7 Iconic Dishes Of Marwar Cuisine You Must Taste
Image Credit: Rabori ki sabji, Rekha Panwar's Kitchen@YouTube

The food from Rajasthan's Marwar region is world-famous. The dishes that make up Marwar cuisine are a synthesis of those of the neighbouring areas of Barmer, Jalore, Jodhpur, Nagaur, and Pali. This culinary profile is known for its abundance of flavour and its decadent and tangy elements. Dal baati churma doused in ghee, raw mango tang Kaer sangri, and Malai ghewar are also delicious options. The 'Kachri' fruit, native to the former kingdom and harvested after the monsoons to be dried and preserved as a powder or dry ball for year-round usage, is the secret in Marwar's meat recipes. It's worth noting that Marwar is home to a variety of delicious rotis and bread made from locally grown grain. Marwari cuisine is based on Bajra, often known as pearl millet. Sogra Roti, a popular Indian flatbread, is just one example. Other repeatedly used grains and lentils that are powdered and used in several grubs include makki (maize), moong or lentil, mot, and til or sesame.

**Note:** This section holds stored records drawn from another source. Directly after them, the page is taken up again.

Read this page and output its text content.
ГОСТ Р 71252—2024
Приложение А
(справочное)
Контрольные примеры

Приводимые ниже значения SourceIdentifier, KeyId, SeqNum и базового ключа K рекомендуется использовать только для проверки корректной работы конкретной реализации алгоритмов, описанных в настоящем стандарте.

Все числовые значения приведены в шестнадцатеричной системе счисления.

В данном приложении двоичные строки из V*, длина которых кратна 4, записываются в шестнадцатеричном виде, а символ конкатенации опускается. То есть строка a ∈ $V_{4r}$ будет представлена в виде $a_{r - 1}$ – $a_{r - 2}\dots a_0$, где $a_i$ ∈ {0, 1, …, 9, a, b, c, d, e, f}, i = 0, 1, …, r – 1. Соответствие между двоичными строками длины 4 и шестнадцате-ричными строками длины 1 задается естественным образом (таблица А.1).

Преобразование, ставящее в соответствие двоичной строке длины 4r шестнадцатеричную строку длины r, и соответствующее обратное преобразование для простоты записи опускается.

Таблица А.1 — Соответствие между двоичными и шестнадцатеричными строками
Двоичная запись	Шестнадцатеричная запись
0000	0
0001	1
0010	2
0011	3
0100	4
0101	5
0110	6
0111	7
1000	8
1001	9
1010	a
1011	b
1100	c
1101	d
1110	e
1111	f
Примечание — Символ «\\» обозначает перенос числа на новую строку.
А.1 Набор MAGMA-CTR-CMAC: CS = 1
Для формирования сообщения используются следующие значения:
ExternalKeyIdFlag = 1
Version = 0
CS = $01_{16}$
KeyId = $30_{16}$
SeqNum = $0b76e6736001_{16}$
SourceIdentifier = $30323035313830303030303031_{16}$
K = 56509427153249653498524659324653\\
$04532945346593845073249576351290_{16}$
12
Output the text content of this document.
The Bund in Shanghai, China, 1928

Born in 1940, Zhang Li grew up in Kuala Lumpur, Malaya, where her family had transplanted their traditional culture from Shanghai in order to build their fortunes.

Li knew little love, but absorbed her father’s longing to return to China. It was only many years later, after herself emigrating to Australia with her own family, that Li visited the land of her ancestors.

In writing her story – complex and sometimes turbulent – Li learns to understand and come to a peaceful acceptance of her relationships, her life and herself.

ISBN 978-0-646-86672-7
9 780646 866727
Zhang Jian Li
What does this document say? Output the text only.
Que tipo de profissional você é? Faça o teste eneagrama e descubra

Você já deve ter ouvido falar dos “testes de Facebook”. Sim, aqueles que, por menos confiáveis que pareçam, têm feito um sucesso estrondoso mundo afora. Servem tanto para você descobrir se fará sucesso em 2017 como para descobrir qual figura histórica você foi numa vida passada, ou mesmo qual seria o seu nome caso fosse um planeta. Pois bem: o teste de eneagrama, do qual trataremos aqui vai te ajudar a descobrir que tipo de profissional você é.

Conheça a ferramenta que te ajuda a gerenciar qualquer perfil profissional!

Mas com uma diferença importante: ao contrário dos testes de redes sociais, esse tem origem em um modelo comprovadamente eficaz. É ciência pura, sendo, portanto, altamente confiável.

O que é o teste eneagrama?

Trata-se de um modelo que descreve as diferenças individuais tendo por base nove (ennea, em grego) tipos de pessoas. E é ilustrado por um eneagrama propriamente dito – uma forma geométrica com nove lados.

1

Even the royal family used to feast on this lesser-known vegetarian delicacy from the Marwari cuisine. This dish, famed for its sweet-and-tangy flavour, is cooked in a yoghurt-based stew with the adaptable berry of ker and sweet, juicy raisins. It is served with hot bajra rotis.

Rabori hara kanda

This vegetable meal is a staple in Marwari households. Recipes like raboris, which can be stored for up to a year, arose out of a necessity to provide a long-lasting nourishment to residents of the region. The recipe calls for dried maize flour flatbread rabori and spring onions hara kanda, which are fried and crumbled to resemble papad. The distinctive flavour and scent of this meal come from asafoetida, along with other spices like cumin and red chilli powder.

Kabooli

Aromatic Mughlai-Marwari fusion, initially prepared in Jodhpur's royal rasoda, is a complex medley of flavours and textures. This pulao-like treat hides a hanging curd-based sauce, cashews, pomegranate pearls, and fried bread croutons beneath its fragrant rice. Whilst raita is commonly served with contemporary dishes, kabooli needs no accompaniment and decadent enough to stand alone.

Pittod ki sabji

The Jodhpuri speciality pittod ro saag demonstrates how integral besan is to the visual heart of Rajasthani food. The dish is relatively easy to make—just cubes of chickpea flour cake thrown in an onion and yoghurt gravy—but the combination of the savoury sauce and the crumbly, mild besan cubes is unforgettable.

Khimpoli sabzi

Delicious  khimpoli sabzi, Image Source: Kamala's Kitchen@YouTube

The desert plant's scientific name is Leptadenia pyrotechnica. It is a staple food and medicine in the Thar desert. The first steps in preparing khimpoli involve cleaning, chopping, and boiling the raw ingredient. Chaach and gram flour are mixed and put to oil in a skillet to fry. The khimpolis are cooked by adding the paste to the pot after they have been boiled. Ground kachariya is another option to incorporate.

Cholia

People around the state love Cholia or Lilve Ki Sabzi, a dish made with green chickpeas. Marwaris are fond of it either as a savoury vegetable curry scooped up with hot rotis or as a spicy addition to their rice in the form of methi chole. Protein, vitamins A and C, and folate are just a few of the many nutrients that are abundant in green chickpeas.

Kachariya

Like the last herb, this is a dry desert herb widely consumed in the Thar. The locals of Thar prepare a sabzi from the dried herb. Dry kachariya, palli, aakhi laal mirchi, garlic, and cumin seeds go into making Jaisalmer's signature sukhi kachri ki chutney.

Kachariya of Rajasthan

Jaisalmer ke chane

This exotic dish of Jaisalmer, also called dahi chane ki sabzi, is gently spicy and goes wonderfully with missi roti. This simple recipe consists of red chickpeas cooked in curd gravy. More caution is exercised when adding the curd and gram flour mixture to the chana. It's essential to keep stirring until the mixture reaches a boil, so the curd doesn't split.